Other issues addressed the City's financial mess, school closings, snow removal, liquor moratoriums, ward infrastructure, sale of public assets, police body cameras, ability to work with other aldermen, candidate contributors and candidate uniqueness. 

The issue of crime and safety encompassed a broad range of topics. They are:

    • the City-wide issue of not enough Chicago Police Officers
    • the perception of increased crime, despite Mayor Emanuel's and Police Superintendent Garry McCarthy's citing of crime stats 
    • the high officer overtime without hires
    • the pan-handlers on the North Ave. highway ramps
    • the need for increased foot and bike patrols
    • the need to connect people and the police
    • the beefing up of the Chicago Alternative Policing Strategy (CAPS) program, which was dismantled in 2012

Brian Hopkins

Hopkins said that Emanuel promised 1,000 new officers and he did not fulfill that promise. He looks to make that increase, as do several other candidates, including Buenrostro, whose husband Marcus is a cop. 
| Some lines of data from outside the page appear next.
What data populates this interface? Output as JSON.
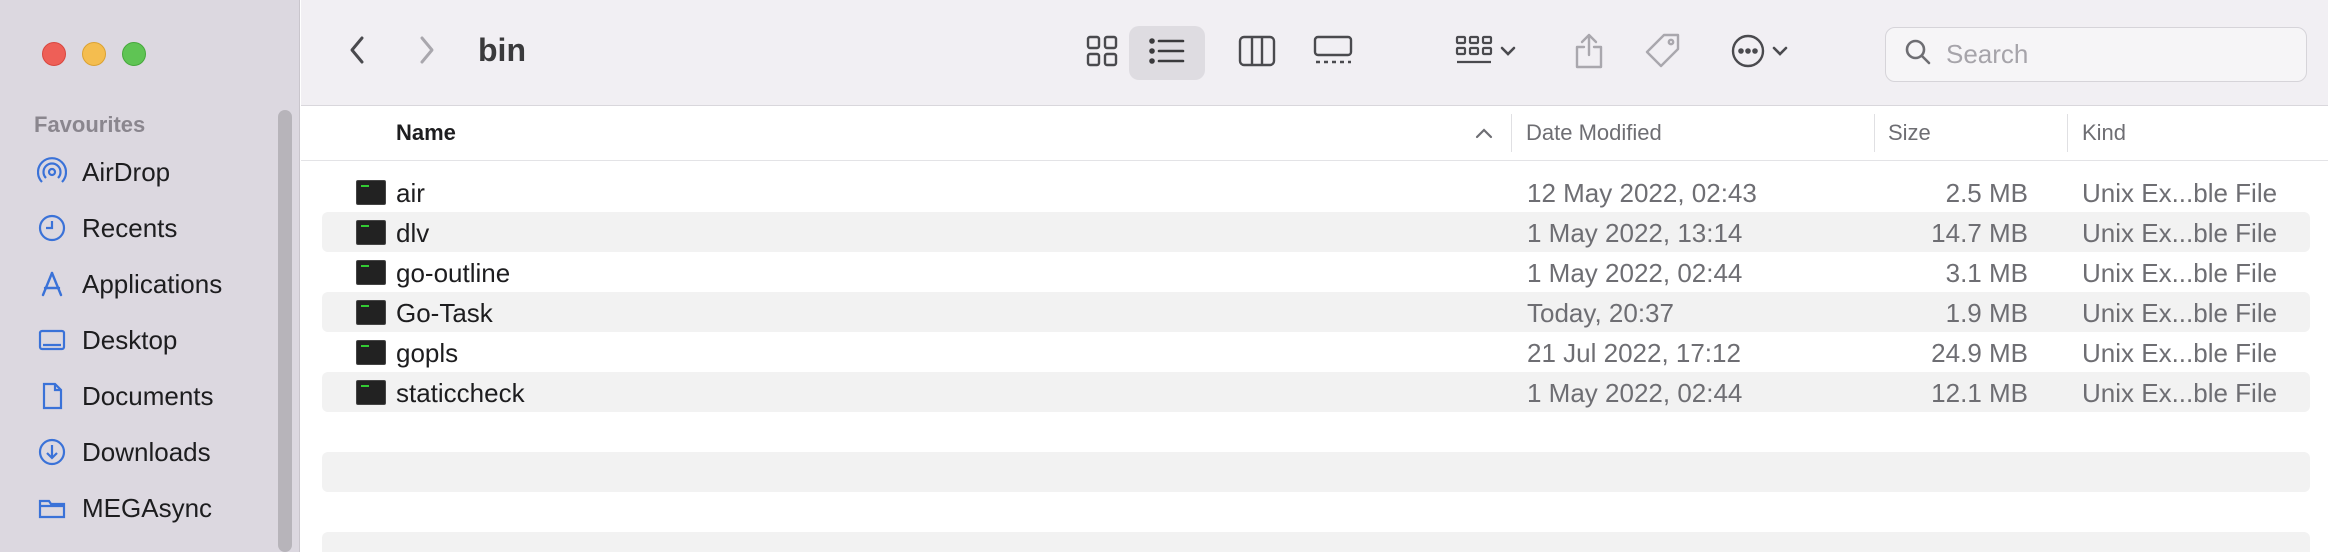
{
  "window": {
    "title": "bin"
  },
  "sidebar": {
    "section_label": "Favourites",
    "items": [
      {
        "label": "AirDrop",
        "icon": "airdrop-icon"
      },
      {
        "label": "Recents",
        "icon": "clock-icon"
      },
      {
        "label": "Applications",
        "icon": "applications-icon"
      },
      {
        "label": "Desktop",
        "icon": "desktop-icon"
      },
      {
        "label": "Documents",
        "icon": "document-icon"
      },
      {
        "label": "Downloads",
        "icon": "download-icon"
      },
      {
        "label": "MEGAsync",
        "icon": "folder-icon"
      }
    ]
  },
  "search": {
    "placeholder": "Search"
  },
  "columns": {
    "name": "Name",
    "date": "Date Modified",
    "size": "Size",
    "kind": "Kind"
  },
  "files": [
    {
      "name": "air",
      "date": "12 May 2022, 02:43",
      "size": "2.5 MB",
      "kind": "Unix Ex...ble File"
    },
    {
      "name": "dlv",
      "date": "1 May 2022, 13:14",
      "size": "14.7 MB",
      "kind": "Unix Ex...ble File"
    },
    {
      "name": "go-outline",
      "date": "1 May 2022, 02:44",
      "size": "3.1 MB",
      "kind": "Unix Ex...ble File"
    },
    {
      "name": "Go-Task",
      "date": "Today, 20:37",
      "size": "1.9 MB",
      "kind": "Unix Ex...ble File"
    },
    {
      "name": "gopls",
      "date": "21 Jul 2022, 17:12",
      "size": "24.9 MB",
      "kind": "Unix Ex...ble File"
    },
    {
      "name": "staticcheck",
      "date": "1 May 2022, 02:44",
      "size": "12.1 MB",
      "kind": "Unix Ex...ble File"
    }
  ],
  "colors": {
    "sidebar_bg": "#dcd8e0",
    "accent": "#3a72d8",
    "alt_row": "#f2f2f2"
  }
}
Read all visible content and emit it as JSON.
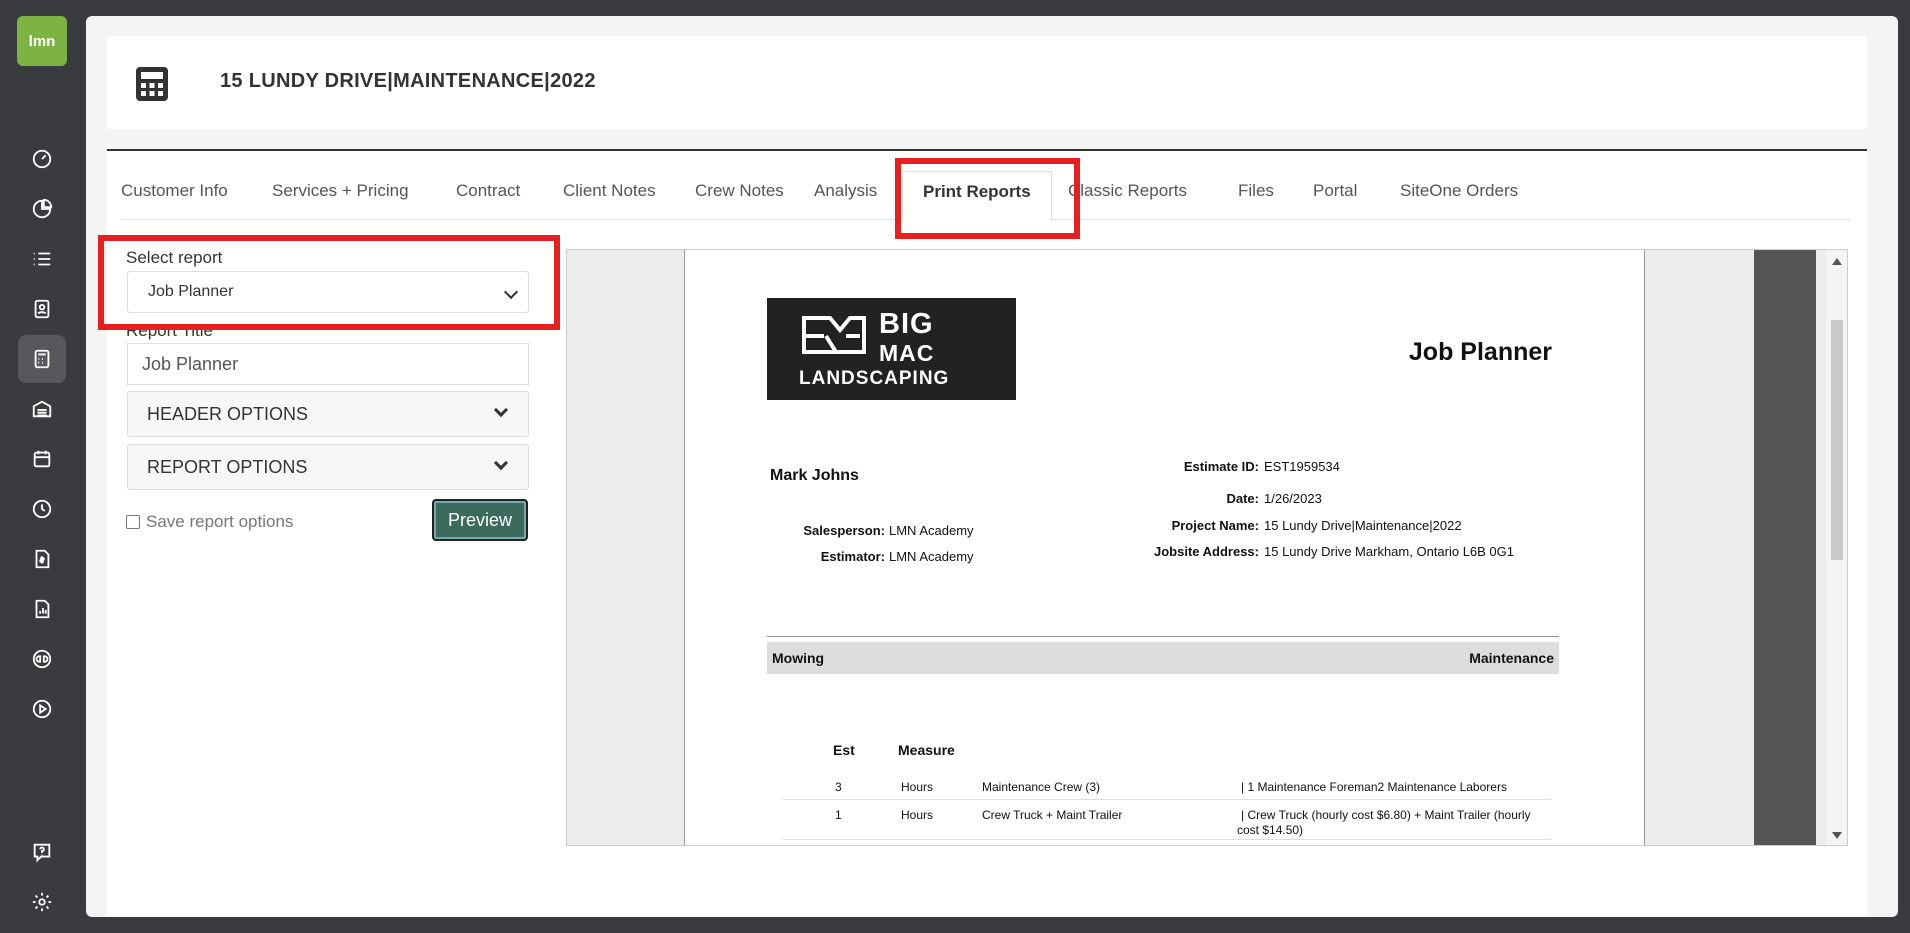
{
  "app": {
    "logo_text": "lmn"
  },
  "sidebar": {
    "items": [
      {
        "name": "dashboard-icon"
      },
      {
        "name": "pie-chart-icon"
      },
      {
        "name": "list-icon"
      },
      {
        "name": "contacts-icon"
      },
      {
        "name": "calculator-icon",
        "active": true
      },
      {
        "name": "warehouse-icon"
      },
      {
        "name": "calendar-icon"
      },
      {
        "name": "clock-icon"
      },
      {
        "name": "invoice-icon"
      },
      {
        "name": "report-icon"
      },
      {
        "name": "quickbooks-icon"
      },
      {
        "name": "play-icon"
      },
      {
        "name": "help-icon"
      },
      {
        "name": "settings-icon"
      }
    ]
  },
  "header": {
    "title": "15 LUNDY DRIVE|MAINTENANCE|2022"
  },
  "tabs": [
    {
      "label": "Customer Info"
    },
    {
      "label": "Services + Pricing"
    },
    {
      "label": "Contract"
    },
    {
      "label": "Client Notes"
    },
    {
      "label": "Crew Notes"
    },
    {
      "label": "Analysis"
    },
    {
      "label": "Print Reports",
      "active": true
    },
    {
      "label": "Classic Reports"
    },
    {
      "label": "Files"
    },
    {
      "label": "Portal"
    },
    {
      "label": "SiteOne Orders"
    }
  ],
  "form": {
    "select_label": "Select report",
    "select_value": "Job Planner",
    "title_label": "Report Title",
    "title_value": "Job Planner",
    "header_options": "HEADER OPTIONS",
    "report_options": "REPORT OPTIONS",
    "save_label": "Save report options",
    "preview_label": "Preview"
  },
  "report": {
    "brand": {
      "big": "BIG",
      "mac": "MAC",
      "landscaping": "LANDSCAPING"
    },
    "title": "Job Planner",
    "client_name": "Mark Johns",
    "salesperson_label": "Salesperson:",
    "salesperson": "LMN Academy",
    "estimator_label": "Estimator:",
    "estimator": "LMN Academy",
    "estimate_id_label": "Estimate ID:",
    "estimate_id": "EST1959534",
    "date_label": "Date:",
    "date": "1/26/2023",
    "project_label": "Project Name:",
    "project": "15 Lundy Drive|Maintenance|2022",
    "jobsite_label": "Jobsite Address:",
    "jobsite": "15 Lundy Drive Markham, Ontario L6B 0G1",
    "section_left": "Mowing",
    "section_right": "Maintenance",
    "table_headers": {
      "est": "Est",
      "measure": "Measure"
    },
    "rows": [
      {
        "est": "3",
        "measure": "Hours",
        "item": "Maintenance Crew (3)",
        "detail": "| 1 Maintenance Foreman2 Maintenance Laborers",
        "detail2": ""
      },
      {
        "est": "1",
        "measure": "Hours",
        "item": "Crew Truck + Maint Trailer",
        "detail": "| Crew Truck (hourly cost $6.80) + Maint Trailer (hourly",
        "detail2": "cost $14.50)"
      }
    ]
  },
  "colors": {
    "brand_green": "#7cb342",
    "highlight_red": "#e81f1f",
    "preview_button": "#3c6a5c"
  }
}
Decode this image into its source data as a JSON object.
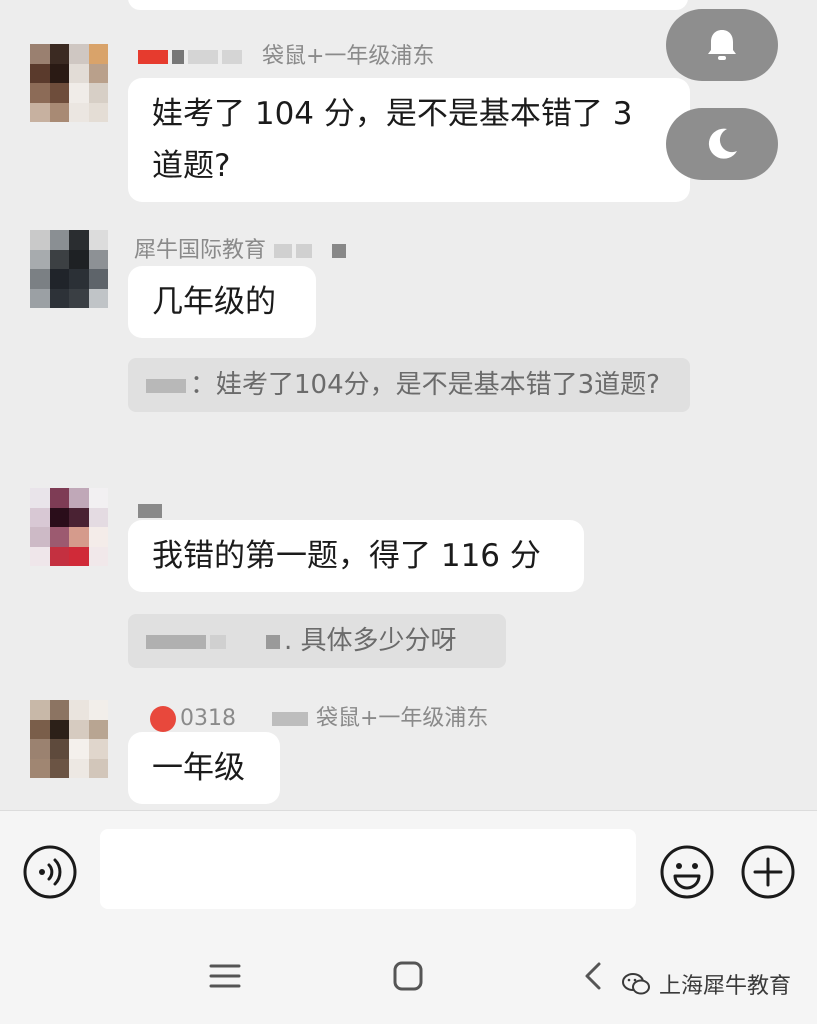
{
  "messages": [
    {
      "sender": "袋鼠+一年级浦东",
      "text": "娃考了 104 分，是不是基本错了 3 道题?"
    },
    {
      "sender": "犀牛国际教育",
      "text": "几年级的",
      "quote": "：娃考了104分，是不是基本错了3道题?"
    },
    {
      "sender": "",
      "text": "我错的第一题，得了 116 分",
      "quote": ". 具体多少分呀"
    },
    {
      "sender_id": "0318",
      "sender": "袋鼠+一年级浦东",
      "text": "一年级"
    }
  ],
  "floating_buttons": {
    "notify_icon": "bell-icon",
    "night_icon": "moon-icon"
  },
  "input": {
    "placeholder": "",
    "voice_icon": "voice-icon",
    "emoji_icon": "emoji-icon",
    "plus_icon": "plus-icon"
  },
  "nav": {
    "menu_icon": "menu-icon",
    "home_icon": "home-icon",
    "back_icon": "back-icon"
  },
  "watermark": {
    "text": "上海犀牛教育",
    "icon": "wechat-icon"
  },
  "colors": {
    "background": "#ededed",
    "bubble": "#ffffff",
    "quote": "#e0e0e0",
    "float_button": "#8e8e8e"
  }
}
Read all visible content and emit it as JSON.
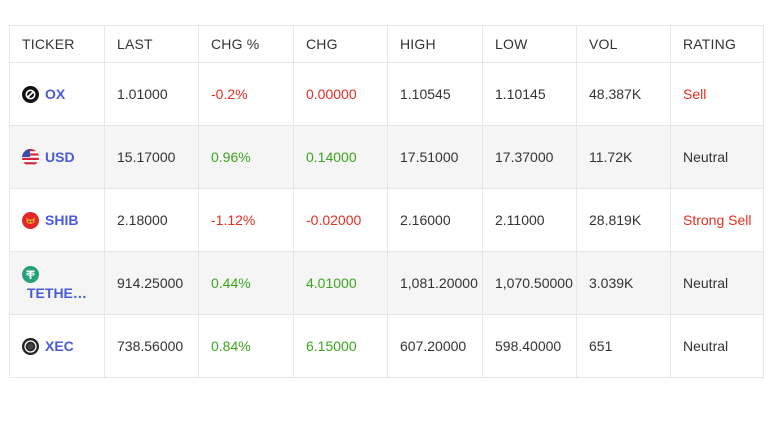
{
  "headers": [
    "TICKER",
    "LAST",
    "CHG %",
    "CHG",
    "HIGH",
    "LOW",
    "VOL",
    "RATING"
  ],
  "rows": [
    {
      "ticker": "OX",
      "icon": "ox-coin-icon",
      "last": "1.01000",
      "chg_pct": "-0.2%",
      "chg": "0.00000",
      "high": "1.10545",
      "low": "1.10145",
      "vol": "48.387K",
      "rating": "Sell"
    },
    {
      "ticker": "USD",
      "icon": "us-flag-icon",
      "last": "15.17000",
      "chg_pct": "0.96%",
      "chg": "0.14000",
      "high": "17.51000",
      "low": "17.37000",
      "vol": "11.72K",
      "rating": "Neutral"
    },
    {
      "ticker": "SHIB",
      "icon": "shib-coin-icon",
      "last": "2.18000",
      "chg_pct": "-1.12%",
      "chg": "-0.02000",
      "high": "2.16000",
      "low": "2.11000",
      "vol": "28.819K",
      "rating": "Strong Sell"
    },
    {
      "ticker": "TETHE…",
      "icon": "tether-coin-icon",
      "last": "914.25000",
      "chg_pct": "0.44%",
      "chg": "4.01000",
      "high": "1,081.20000",
      "low": "1,070.50000",
      "vol": "3.039K",
      "rating": "Neutral"
    },
    {
      "ticker": "XEC",
      "icon": "xec-coin-icon",
      "last": "738.56000",
      "chg_pct": "0.84%",
      "chg": "6.15000",
      "high": "607.20000",
      "low": "598.40000",
      "vol": "651",
      "rating": "Neutral"
    }
  ],
  "colors": {
    "negative": "#e62e1f",
    "positive": "#3aa61f",
    "ticker": "#4b5bd8",
    "alt_row": "#f5f5f5"
  }
}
Hopkins also pointed out that 911 calls are up and that is an indication of not enough police patrols. In addition, a lack of call center staffing means that 911 calls go into a waiting line.

"If Emanuel cut 25% of the police overtime, 250 new officers could be hired and trained and added to the force." 

Pfingsten said that it is troubling that $100 million in overtime is budgeted for the new year but the Administration will not give specifics where that is being spent. She is for more officers, more  patrols, strengthen our Chicago Alternative Policing Strategy (CAPS) program and more events so we're building a more cohesive police strategy. She likes Niketopoulos' idea of crime text alerts from the Police Department. 

Pattison says she wants more police too and to "connect people to their police, adjusting how CAPS works and bringing officers to some of the places where we are, with increased bike and foot patrols." 

Another advocate for more officers, Niketopoulos, who lives in the area of the former 13th Police District, points out that with fewer police and the physical distances from the police stations, residents are further away from police than before. He believes in a crime strategy, engaging community members in a partnership aiding in the issue of safety by building trust between community and police. He substantiated that belief by talking about his efforts in the local neighborhoods. 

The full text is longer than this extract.